Has the recent market turmoil made you uncertain about what you're doing with your money? If so, you're in grave danger of making a huge investing mistake, because you're missing the most important element of success in stocks: self-confidence.
The best way to get the self-confidence you need to invest well is by having a clear, easy-to-follow investing plan. Unfortunately, many investors -- and not just inexperienced ones -- have a three-step plan that looks like it came from South Park:
- Buy some stocks.
What's step 2?
When the stock market is rising, understanding exactly how you're making money doesn't seem very important. During the dot-com boom, many people didn't even bother finding out what companies like Priceline.com (Nasdaq: PCLN ) and F5 Networks did -- they just traded the ticker symbol and banked their profits. Similarly, until recently, you've been able to sit back and watch your account balances go up steadily over time, secure in the knowledge that stocks are the best way to make the money you need to reach your financial goals. The positive feedback from your gains reinforced your commitment to your investments.

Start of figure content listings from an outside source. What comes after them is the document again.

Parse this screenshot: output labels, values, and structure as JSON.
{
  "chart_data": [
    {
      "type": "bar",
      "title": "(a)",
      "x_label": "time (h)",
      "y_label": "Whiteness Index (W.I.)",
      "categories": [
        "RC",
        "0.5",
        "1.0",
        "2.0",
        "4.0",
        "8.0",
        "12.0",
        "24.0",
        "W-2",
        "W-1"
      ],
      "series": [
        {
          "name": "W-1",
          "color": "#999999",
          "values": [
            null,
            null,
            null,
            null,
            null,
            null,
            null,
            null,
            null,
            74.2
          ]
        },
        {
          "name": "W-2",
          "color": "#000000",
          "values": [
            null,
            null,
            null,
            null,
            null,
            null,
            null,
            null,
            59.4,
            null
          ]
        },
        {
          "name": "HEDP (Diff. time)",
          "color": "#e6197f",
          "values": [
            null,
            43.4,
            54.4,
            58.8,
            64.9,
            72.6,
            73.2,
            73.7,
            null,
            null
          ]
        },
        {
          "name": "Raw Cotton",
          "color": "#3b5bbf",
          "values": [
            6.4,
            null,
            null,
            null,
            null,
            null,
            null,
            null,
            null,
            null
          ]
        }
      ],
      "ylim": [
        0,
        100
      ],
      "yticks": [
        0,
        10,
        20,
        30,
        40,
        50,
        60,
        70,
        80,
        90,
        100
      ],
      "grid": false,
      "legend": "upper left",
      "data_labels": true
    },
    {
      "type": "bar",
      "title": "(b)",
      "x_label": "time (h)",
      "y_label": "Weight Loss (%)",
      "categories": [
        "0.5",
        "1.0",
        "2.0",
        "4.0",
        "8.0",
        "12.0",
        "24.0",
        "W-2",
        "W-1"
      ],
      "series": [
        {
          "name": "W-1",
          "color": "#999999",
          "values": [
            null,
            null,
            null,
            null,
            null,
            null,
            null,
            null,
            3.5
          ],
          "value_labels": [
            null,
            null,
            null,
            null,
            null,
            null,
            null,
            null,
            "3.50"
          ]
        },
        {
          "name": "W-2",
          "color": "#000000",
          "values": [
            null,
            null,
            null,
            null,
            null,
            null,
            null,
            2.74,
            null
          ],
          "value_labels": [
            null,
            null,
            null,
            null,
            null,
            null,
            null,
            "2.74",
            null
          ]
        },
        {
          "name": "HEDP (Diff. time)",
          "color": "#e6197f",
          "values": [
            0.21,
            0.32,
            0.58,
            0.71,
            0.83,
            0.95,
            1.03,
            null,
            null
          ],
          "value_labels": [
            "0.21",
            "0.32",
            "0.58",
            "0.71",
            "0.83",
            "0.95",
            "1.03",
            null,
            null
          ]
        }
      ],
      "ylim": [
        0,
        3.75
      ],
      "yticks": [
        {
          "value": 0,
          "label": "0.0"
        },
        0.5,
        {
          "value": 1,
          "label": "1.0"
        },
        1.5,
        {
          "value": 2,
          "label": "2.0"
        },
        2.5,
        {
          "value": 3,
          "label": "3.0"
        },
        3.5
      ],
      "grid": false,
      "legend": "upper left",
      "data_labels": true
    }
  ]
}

But when the market dives, everything changes. Suddenly, it's painful to be fully invested in stocks. You don't get that nice reward of seeing your account value rise. It's enough to make even the most experienced investors wonder whether they're doing the right thing with their money. It's vital to have an investing plan to refer to -- so you can be sure you're still on track.
One size fits you
Fortunately, that's not as hard as it seems. Because there's no one right way to invest, you can tailor your investing plan to fit your particular style. Whether you like a buy-and-hold-forever strategy or a more active style, you can create a plan that matches your risk tolerance and that will guide you through the market's ups and downs.
The key to any plan, though, is how it handles bad markets. If you don't have confidence in your plan, you're prone either to pick stocks that don't really fit your goals, or to give up on your investing plan entirely.
Don't do the switcheroo
When your investing plan is working, you can always find attractive stocks that fit your style. But when problems arise, straying from your core approach can seem inviting.
For instance, if you're a conservative investor owning large-cap dividend-paying stocks like Pfizer (NYSE: PFE ) and Freddie Mac (NYSE: FRE ) , you've taken a double hit from weakness in financials and big drugmakers. In comparison, stocks in hot sectors, such as solar star First Solar (Nasdaq: FSLR ) and fertilizer producer Agrium (NYSE: AGU ) , have hit home runs for investors lately. Especially after losing money, you might want to go beyond your preferred style in the hope of a quick score -- which can often lead to further losses.
If things are really bad, you might just want to throw out your investing plan entirely. Maybe you used to think that buy-and-hold investing was the way to go, but after watching huge gains on stocks like Sirius Satellite Radio (Nasdaq: SIRI ) and General Motors (NYSE: GM ) evaporate, you're ready to turn into an active trader. Similarly, if you've seen value stocks hit the skids, you might think growth is the better play.
Before you jettison your whole portfolio, though, remember that your goal isn't to beat every other strategy each and every year. You just want solid long-term results. When you think about it, you'll often see that your plan isn't the problem -- your impatience is.
It's hard to stay confident in the face of paper losses. Yet while the market may continue to fall in the coming months and years, that doesn't mean you'll never achieve the dreams you have for your money. It just makes it that much more important to find the resolve to face adversity in search of success.